Warning: Distribution network misalignment creeps in without you even being aware of it—until it is too late and your costs are out of control.

Unfortunately, the only way around this problem is to follow the example of leading supply chain companies and continually appraise and optimise your network design.

 

 


Failure to do so could result in unpleasant financial repercussions—or “costequences” as I have dubbed them—for your company.


 

Let us examine seven possible “costequences” of misaligned distribution networks:

1. Costs of Carrying Inventory

 

 

Imbalances in your distribution network will almost certainly result in you accumulating too much buffer stock, and in the process raise your inventory carrying costs.

In this situation, you could be incurring extra expenses when it comes to:

  • Insurance and tax
  • Labour
  • Warehouse overheads
  • Material handling equipment (MHE) operating expenses
  • Inventory shrinkage, obsolescence and/or damage.

 


If your inventory costs start increasing without clear reason you would do well to consider distribution network misalignment as one of the causes.


 

2. Facility Costs

 

 

If you have too many warehouses, or warehouses sited in the wrong places, your company could be incurring unnecessary facility costs.

 


A study of your distribution network might show that you could dispense with one, or even two or more, of your warehouses, saving you a bundle in facility costs.


 

3. Labour Costs

 

 

Inventory imbalances and misaligned facilities could well result in you hiring more staff than needed, unnecessarily adding to your labour costs.
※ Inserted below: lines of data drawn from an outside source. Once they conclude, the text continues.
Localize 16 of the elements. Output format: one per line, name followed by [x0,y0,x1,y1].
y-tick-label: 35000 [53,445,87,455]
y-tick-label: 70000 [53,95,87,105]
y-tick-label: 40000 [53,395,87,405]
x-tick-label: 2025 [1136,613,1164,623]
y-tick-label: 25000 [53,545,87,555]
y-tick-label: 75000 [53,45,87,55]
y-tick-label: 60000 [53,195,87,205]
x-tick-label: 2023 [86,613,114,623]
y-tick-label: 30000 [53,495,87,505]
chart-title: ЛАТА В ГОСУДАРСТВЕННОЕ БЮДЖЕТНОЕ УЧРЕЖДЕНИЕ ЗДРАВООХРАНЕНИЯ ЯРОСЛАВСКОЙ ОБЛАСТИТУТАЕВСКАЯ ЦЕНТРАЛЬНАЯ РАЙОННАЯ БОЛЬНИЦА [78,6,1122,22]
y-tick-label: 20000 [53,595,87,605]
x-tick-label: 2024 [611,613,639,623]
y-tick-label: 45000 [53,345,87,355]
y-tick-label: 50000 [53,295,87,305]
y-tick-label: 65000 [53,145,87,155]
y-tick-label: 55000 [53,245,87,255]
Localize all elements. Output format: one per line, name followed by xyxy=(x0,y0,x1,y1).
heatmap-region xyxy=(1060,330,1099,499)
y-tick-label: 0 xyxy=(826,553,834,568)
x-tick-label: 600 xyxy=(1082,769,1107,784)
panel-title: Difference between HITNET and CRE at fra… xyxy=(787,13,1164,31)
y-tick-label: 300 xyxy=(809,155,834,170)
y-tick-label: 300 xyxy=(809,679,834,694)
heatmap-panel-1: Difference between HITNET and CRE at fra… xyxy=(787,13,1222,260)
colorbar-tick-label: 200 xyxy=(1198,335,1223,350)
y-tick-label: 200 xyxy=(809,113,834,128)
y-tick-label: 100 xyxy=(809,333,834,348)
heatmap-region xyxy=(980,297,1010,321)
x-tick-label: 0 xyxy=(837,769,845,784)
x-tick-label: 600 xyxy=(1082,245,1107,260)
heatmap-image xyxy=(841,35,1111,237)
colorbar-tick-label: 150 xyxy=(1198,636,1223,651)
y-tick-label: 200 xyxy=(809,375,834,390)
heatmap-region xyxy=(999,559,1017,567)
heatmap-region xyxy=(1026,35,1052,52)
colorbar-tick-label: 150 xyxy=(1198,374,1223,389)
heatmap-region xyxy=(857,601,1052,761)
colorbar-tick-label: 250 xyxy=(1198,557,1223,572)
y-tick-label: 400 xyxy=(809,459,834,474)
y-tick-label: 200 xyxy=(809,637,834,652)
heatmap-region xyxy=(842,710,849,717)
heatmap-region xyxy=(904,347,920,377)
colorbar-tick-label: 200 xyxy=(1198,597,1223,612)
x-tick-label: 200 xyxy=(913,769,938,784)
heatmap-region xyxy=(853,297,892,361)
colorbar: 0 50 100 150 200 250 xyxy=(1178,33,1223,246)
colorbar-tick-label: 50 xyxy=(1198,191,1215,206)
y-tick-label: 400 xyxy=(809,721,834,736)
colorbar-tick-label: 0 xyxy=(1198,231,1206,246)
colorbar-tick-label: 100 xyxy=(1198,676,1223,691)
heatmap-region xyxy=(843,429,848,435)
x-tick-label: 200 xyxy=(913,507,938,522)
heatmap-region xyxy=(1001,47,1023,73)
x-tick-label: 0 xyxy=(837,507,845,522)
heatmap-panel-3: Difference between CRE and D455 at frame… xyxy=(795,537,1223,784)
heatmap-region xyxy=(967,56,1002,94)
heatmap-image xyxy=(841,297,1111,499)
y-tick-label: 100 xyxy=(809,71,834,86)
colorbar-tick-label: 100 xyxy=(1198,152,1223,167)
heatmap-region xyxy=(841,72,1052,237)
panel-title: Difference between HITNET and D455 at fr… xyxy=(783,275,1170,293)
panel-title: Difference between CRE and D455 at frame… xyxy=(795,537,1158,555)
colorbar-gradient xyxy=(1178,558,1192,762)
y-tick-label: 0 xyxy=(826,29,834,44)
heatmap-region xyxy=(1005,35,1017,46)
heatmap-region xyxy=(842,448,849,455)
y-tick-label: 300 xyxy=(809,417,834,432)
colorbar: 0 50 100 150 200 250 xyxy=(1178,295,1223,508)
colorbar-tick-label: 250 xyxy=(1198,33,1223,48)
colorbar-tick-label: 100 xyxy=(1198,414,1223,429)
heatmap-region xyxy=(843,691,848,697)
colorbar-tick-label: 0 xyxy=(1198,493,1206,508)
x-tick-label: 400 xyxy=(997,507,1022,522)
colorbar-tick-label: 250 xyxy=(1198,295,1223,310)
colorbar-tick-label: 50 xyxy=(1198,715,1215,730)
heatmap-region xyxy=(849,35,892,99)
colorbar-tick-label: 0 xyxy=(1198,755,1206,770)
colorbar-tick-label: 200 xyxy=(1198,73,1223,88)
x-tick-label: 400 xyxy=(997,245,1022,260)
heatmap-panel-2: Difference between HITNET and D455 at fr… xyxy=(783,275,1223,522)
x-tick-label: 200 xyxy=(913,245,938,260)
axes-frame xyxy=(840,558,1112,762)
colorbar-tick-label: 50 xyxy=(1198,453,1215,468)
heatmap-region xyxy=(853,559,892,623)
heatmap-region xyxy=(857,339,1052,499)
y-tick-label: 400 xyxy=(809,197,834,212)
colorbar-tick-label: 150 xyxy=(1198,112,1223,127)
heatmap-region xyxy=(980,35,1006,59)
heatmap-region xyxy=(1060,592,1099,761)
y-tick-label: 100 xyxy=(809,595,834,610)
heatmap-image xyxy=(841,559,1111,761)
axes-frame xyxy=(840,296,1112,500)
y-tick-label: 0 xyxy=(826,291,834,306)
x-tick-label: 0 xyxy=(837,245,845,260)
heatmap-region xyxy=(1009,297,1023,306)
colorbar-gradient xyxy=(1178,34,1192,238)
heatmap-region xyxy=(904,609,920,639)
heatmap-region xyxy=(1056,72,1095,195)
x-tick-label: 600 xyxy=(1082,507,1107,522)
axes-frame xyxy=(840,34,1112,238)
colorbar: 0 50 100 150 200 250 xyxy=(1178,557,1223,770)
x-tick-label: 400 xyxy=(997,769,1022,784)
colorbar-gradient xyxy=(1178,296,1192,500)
This situation could apply to your warehouses as well as to your in-house transportation resources.

 


You are probably spending more than is necessary if you have too many storage facilities.


 

4. Last-Mile Transport Costs

 

 

Last-mile transportation typically makes up around 28% of total supply chain transport costs, so it is essential that your distribution centres and warehouses are well located for replenishment and deliveries to customers.

Some questions you should be asking yourself:

  • Are your trucks the right size?
  • Would it be more cost-effective to outsource your transportation?
  • Do you have too many or too few vehicles?
  • Have you streamlined your transport networks to minimise time, distance, and fuel use?

 


Transportation facilities are changing all the time. Make sure your ones are optimised.


 

5. MHE Costs

Mechanical handling equipment is expensive and depreciates rapidly. You need to match demand and supply to make optimum use of MHEs and other equipment.

 

6. System Costs

 

 

The bottom line here is that processes come with system costs. The more you have, the higher your costs.

Processes include items such as:

  • An ERP solution
  • Applications for inventory management
  • Productivity and analytic software
  • Computers, mobiles, and scanners
  • Wireless networks
  • Other software and hardware

These systems all come with costs, such as licence fees and maintenance by IT specialists. Do you really need them all?

 

7. The Cost of Loss

 

 

Distribution network misalignment can trigger a range of losses, such as:

  • Loss of supply chain flexibility
  • Loss of quality of service
  • Loss of ability to penetrate the market
  • Loss of factors supporting business growth.

Unless you resolve your alignment problems, you will begin losing business to rivals whose distribution networks are optimised.